Better than the Real Thing: The King’s Speech

This is the movie that won the Best Picture Oscar over The Social Network? Really? The King’s Speech is merely an okay film. It’s not especially memorable, thrilling, or inspiring, and in fact, it’s actually rather limp and lifeless. To be honest, I had high expectations for it, not on the basis of its Best Picture award but because of the trailer.

The trailer is fantastic, and I have my slight suspiscions that members of the Academy, possibly not having enough time to view all of the 10 Best Picture nominees, may have turned to their trailers to make an accurate judgment (although that would still beg the question why The Social Network, or Inception, didn’t win).

The trailer is able to give a sense of urgency to the film – the King must overcome his stammer to inspire his people during a time of war – but the film drains this deadline of any consequences. If the King stammers during his important speech…oh well. And when he does manage to get through it without any trouble, rather than a sense of accomplishment, the King just looks relieved. It’s not exactly inspiring stuff.
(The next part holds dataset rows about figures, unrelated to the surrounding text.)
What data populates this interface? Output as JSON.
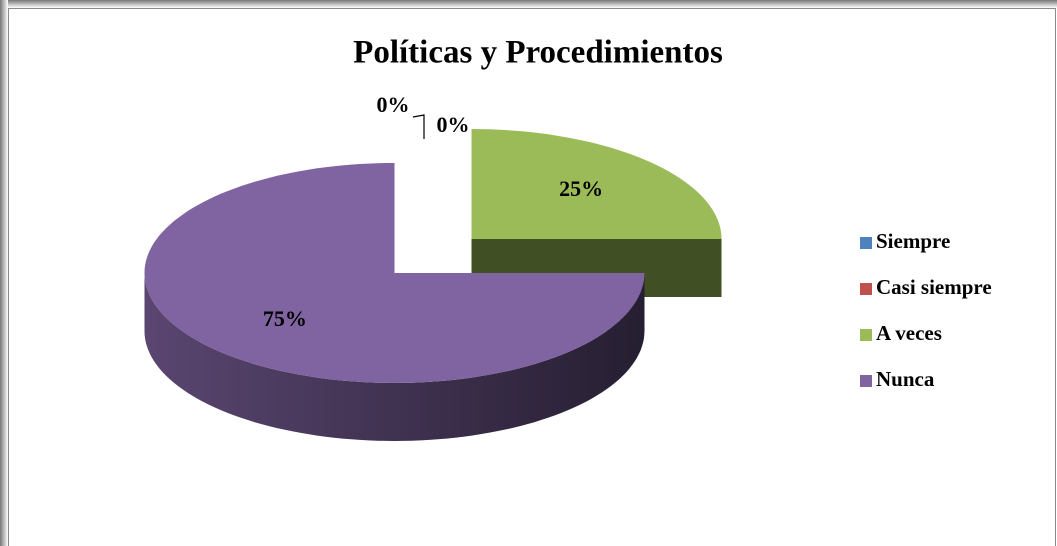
{
  "chart_data": {
    "type": "pie",
    "title": "Políticas y Procedimientos",
    "categories": [
      "Siempre",
      "Casi siempre",
      "A veces",
      "Nunca"
    ],
    "values": [
      0,
      0,
      25,
      75
    ],
    "value_labels": [
      "0%",
      "0%",
      "25%",
      "75%"
    ],
    "colors": [
      "#4f81bd",
      "#c0504d",
      "#9bbb59",
      "#8064a2"
    ],
    "legend": "right",
    "three_d": true
  }
}
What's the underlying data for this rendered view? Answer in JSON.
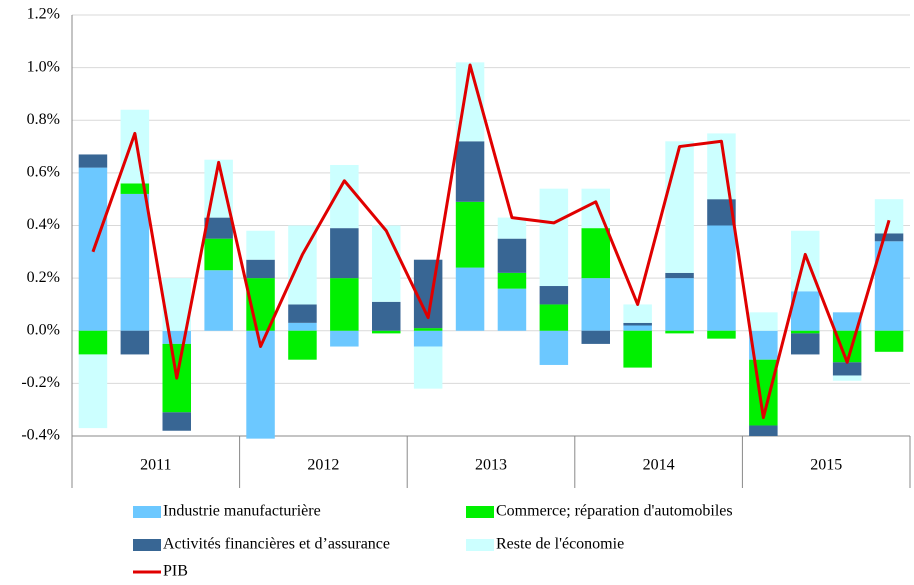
{
  "chart_data": {
    "type": "bar",
    "categories": [
      null,
      null,
      null,
      null,
      null,
      null,
      null,
      null,
      null,
      null,
      null,
      null,
      null,
      null,
      null,
      null,
      null,
      null,
      null,
      null
    ],
    "groups": [
      "2011",
      "2012",
      "2013",
      "2014",
      "2015"
    ],
    "stacked": true,
    "grid": true,
    "legend": "bottom",
    "ylim": [
      -0.4,
      1.2
    ],
    "yticks": [
      {
        "value": -0.4,
        "label": "-0.4%"
      },
      {
        "value": -0.2,
        "label": "-0.2%"
      },
      {
        "value": 0,
        "label": "0.0%"
      },
      {
        "value": 0.2,
        "label": "0.2%"
      },
      {
        "value": 0.4,
        "label": "0.4%"
      },
      {
        "value": 0.6,
        "label": "0.6%"
      },
      {
        "value": 0.8,
        "label": "0.8%"
      },
      {
        "value": 1.0,
        "label": "1.0%"
      },
      {
        "value": 1.2,
        "label": "1.2%"
      }
    ],
    "series": [
      {
        "name": "Industrie manufacturière",
        "color": "#6cc8ff",
        "type": "bar",
        "values": [
          0.62,
          0.52,
          -0.05,
          0.23,
          -0.41,
          0.03,
          -0.06,
          0,
          -0.06,
          0.24,
          0.16,
          -0.13,
          0.2,
          0.02,
          0.2,
          0.4,
          -0.11,
          0.15,
          0.07,
          0.34
        ]
      },
      {
        "name": "Commerce; réparation d'automobiles",
        "color": "#00f000",
        "type": "bar",
        "values": [
          -0.09,
          0.04,
          -0.26,
          0.12,
          0.2,
          -0.11,
          0.2,
          -0.01,
          0.01,
          0.25,
          0.06,
          0.1,
          0.19,
          -0.14,
          -0.01,
          -0.03,
          -0.25,
          -0.01,
          -0.12,
          -0.08
        ]
      },
      {
        "name": "Activités financières et d’assurance",
        "color": "#386694",
        "type": "bar",
        "values": [
          0.05,
          -0.09,
          -0.07,
          0.08,
          0.07,
          0.07,
          0.19,
          0.11,
          0.26,
          0.23,
          0.13,
          0.07,
          -0.05,
          0.01,
          0.02,
          0.1,
          -0.04,
          -0.08,
          -0.05,
          0.03
        ]
      },
      {
        "name": "Reste de l'économie",
        "color": "#ccffff",
        "type": "bar",
        "values": [
          -0.28,
          0.28,
          0.2,
          0.22,
          0.11,
          0.3,
          0.24,
          0.29,
          -0.16,
          0.3,
          0.08,
          0.37,
          0.15,
          0.07,
          0.5,
          0.25,
          0.07,
          0.23,
          -0.02,
          0.13
        ]
      },
      {
        "name": "PIB",
        "color": "#e00000",
        "type": "line",
        "values": [
          0.3,
          0.75,
          -0.18,
          0.64,
          -0.06,
          0.29,
          0.57,
          0.38,
          0.05,
          1.01,
          0.43,
          0.41,
          0.49,
          0.1,
          0.7,
          0.72,
          -0.33,
          0.29,
          -0.12,
          0.42
        ]
      }
    ]
  }
}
Another issue I had with the movie is that everytime Colin Firth stammers through a speech the scene cuts away, undercutting the embarassment and awkwardness of the situation. It happens about three times in the movie, where we get a scene with Colin Firth stammering through the first sentence of a speech, looking at the hushed faces of the audience with beads of sweat appearing around his crown (forehead, but you see what I did there?) and then the scene cuts away to the King looking sad and forlorn. I really wish Darren Aronofsky directed one of these scenes. Then we would get a full five-minute stammering speech sequence where we would squirm and shift with embarassment alongside the characters in the film. Take off the kid gloves, I say.

The trailer also has the advantage of telling the entire story in two minutes – fast-tracking all that character development stuff and the (un)necessary historical subplots that outline how Colin Firth becomes King (hint: It has to do with Guy Pearce’s character wanting to marry a thrice-divorced American and having to relinquish his claim to the throne to do so – yes, you won’t care either). I know, it has to be there otherwise historians will complain that the film isn’t historically accurate. A nice black title card like this would’ve sufficed rather than thirty minutes of screentime:

“Colin Firth becomes King after his brother abdicates the throne. And now, back to our regular speech therapy montage programming.”

Okay, Geoffrey Rush and Colin Firth are fantastic in the film. The acting is excellent, but the story drags and lacks the emotional heft that the trailer suggests. Admittedly, after seeing the trailer I was moved. The scene where Colin Firth screams “I have a voice!” and Geoffrey Rush quietly replies “Yes, you do,” is a sequence only an unfeeling robot wouldn’t be affected by. But praising a rather bland historical period piece for its excellent acting is like commending a captain’s leadership on a sinking ship. It’s nice, but ultimately unhelpful.

One quick question: does anyone remember the Best Picture winner of 1998? Oh, Shakespeare in Love? Yep, another bland historical period piece that was the subject of too much pomp and circumstance during awards season. Now its legacy is that can be found at the bottom of Wal-Mart bargain DVD bins. The King’s Speech will be joining you soon.